We strive for maximum transparency in our reporting, so wherever practical we classify data rather than filtering it. Our processing accepts any event with enough information for us to make sense of, minimally the URL of the page bearing the tag and the ID of the publisher who placed it. We do filter data that isn’t minimally intelligible as well as traffic on Quantified sites originating from Quantcast.

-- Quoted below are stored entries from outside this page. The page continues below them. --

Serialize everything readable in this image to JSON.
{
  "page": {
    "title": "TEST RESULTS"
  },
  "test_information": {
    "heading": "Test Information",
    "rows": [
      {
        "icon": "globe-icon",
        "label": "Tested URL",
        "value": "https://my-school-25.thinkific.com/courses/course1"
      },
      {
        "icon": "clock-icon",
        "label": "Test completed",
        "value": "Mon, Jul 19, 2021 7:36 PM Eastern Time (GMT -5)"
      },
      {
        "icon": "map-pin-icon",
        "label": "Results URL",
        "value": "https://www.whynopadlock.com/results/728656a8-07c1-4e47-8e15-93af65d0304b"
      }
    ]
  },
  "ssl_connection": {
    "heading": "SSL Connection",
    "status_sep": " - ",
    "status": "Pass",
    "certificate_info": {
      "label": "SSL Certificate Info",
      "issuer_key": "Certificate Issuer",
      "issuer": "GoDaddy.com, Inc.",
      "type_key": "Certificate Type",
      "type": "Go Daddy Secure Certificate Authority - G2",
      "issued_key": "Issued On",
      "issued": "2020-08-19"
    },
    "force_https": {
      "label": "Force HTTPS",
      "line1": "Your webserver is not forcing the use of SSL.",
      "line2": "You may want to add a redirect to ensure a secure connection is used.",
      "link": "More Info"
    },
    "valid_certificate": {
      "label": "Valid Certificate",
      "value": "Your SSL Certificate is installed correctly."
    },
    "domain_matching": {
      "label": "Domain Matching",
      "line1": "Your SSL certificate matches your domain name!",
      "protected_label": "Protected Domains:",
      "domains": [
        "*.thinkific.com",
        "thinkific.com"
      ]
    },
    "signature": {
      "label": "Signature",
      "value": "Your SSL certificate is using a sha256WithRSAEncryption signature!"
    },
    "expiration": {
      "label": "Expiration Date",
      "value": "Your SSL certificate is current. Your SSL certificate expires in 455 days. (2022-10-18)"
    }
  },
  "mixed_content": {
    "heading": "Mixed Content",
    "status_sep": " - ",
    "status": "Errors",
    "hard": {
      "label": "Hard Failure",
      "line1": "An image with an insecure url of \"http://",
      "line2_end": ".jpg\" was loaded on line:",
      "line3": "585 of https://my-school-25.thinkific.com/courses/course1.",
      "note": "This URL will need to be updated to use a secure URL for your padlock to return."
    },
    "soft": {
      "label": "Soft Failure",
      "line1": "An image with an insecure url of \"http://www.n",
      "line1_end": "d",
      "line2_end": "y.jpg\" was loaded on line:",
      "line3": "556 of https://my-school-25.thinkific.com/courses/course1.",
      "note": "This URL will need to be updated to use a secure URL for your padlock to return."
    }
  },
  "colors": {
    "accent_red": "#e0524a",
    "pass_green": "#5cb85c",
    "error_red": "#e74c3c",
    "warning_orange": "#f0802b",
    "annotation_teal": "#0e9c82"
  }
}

We classify and report separate totals for traffic likely due to non-human activity, using a combination of the IAB’s bots and spiders list and our own proprietary techniques. Note that the nature of what generated a given web page request cannot be known for certain, so our estimates of such traffic are only approximate. We neither filter nor report separately on prefetch activity, nor on internal traffic—-that is, visits made by employees of Quantified Publisher to their own site.

How We Define Properties

Although every event we receive identifies the URL of the web page or other media bearing our tag, generally traffic must be aggregated into larger entities to be useful. Our aggregation model is flexible and evolving but includes the following rollups:

  • Domains and subdomains. These are the most straightforward aggregations, coming directly from the URL of the page bearing our tag. We attribute traffic according to the domain hierarchy. A visitor to a.mysite.com and b.mysite.com will also count as visiting mysite.com, but only as one visitor.
  • Quantified networks. Many publishers own or distribute content across multiple sites. We report on their aggregate traffic in a single network profile that shows the combined, unduplicated audience of all media tagged with their p-code.
  • Media labels. Many publishers classify traffic, either for internal analysis or to channelize inventory for sale, along dimensions other than domains and subdomains. For example a newspaper grouping its print inventory by travel, sports, and business channels might want to report online audience along the same dimensions. Publishers can do so by setting a media label within their tag indicating to what channel or channels traffic should be credited. We report on each channel’s audience just as if it were a web site of its own.
  • Sites vs. distributors. Virtually all online publishers have content distributed through sites they don’t own. Ad networks, publishers of embeddable widgets, Facebook apps, or videos are obvious examples, but even the content of lone blogs is often scanned, cached and redistributed through search engines, for example via the such as the “cached” links ion Google’s search results. Quantified network profiles include the whole audience consuming a publisher’s content, whether they view it on the publisher’s own sites or elsewhere. But within a network we report totals for direct and distributed traffic separately.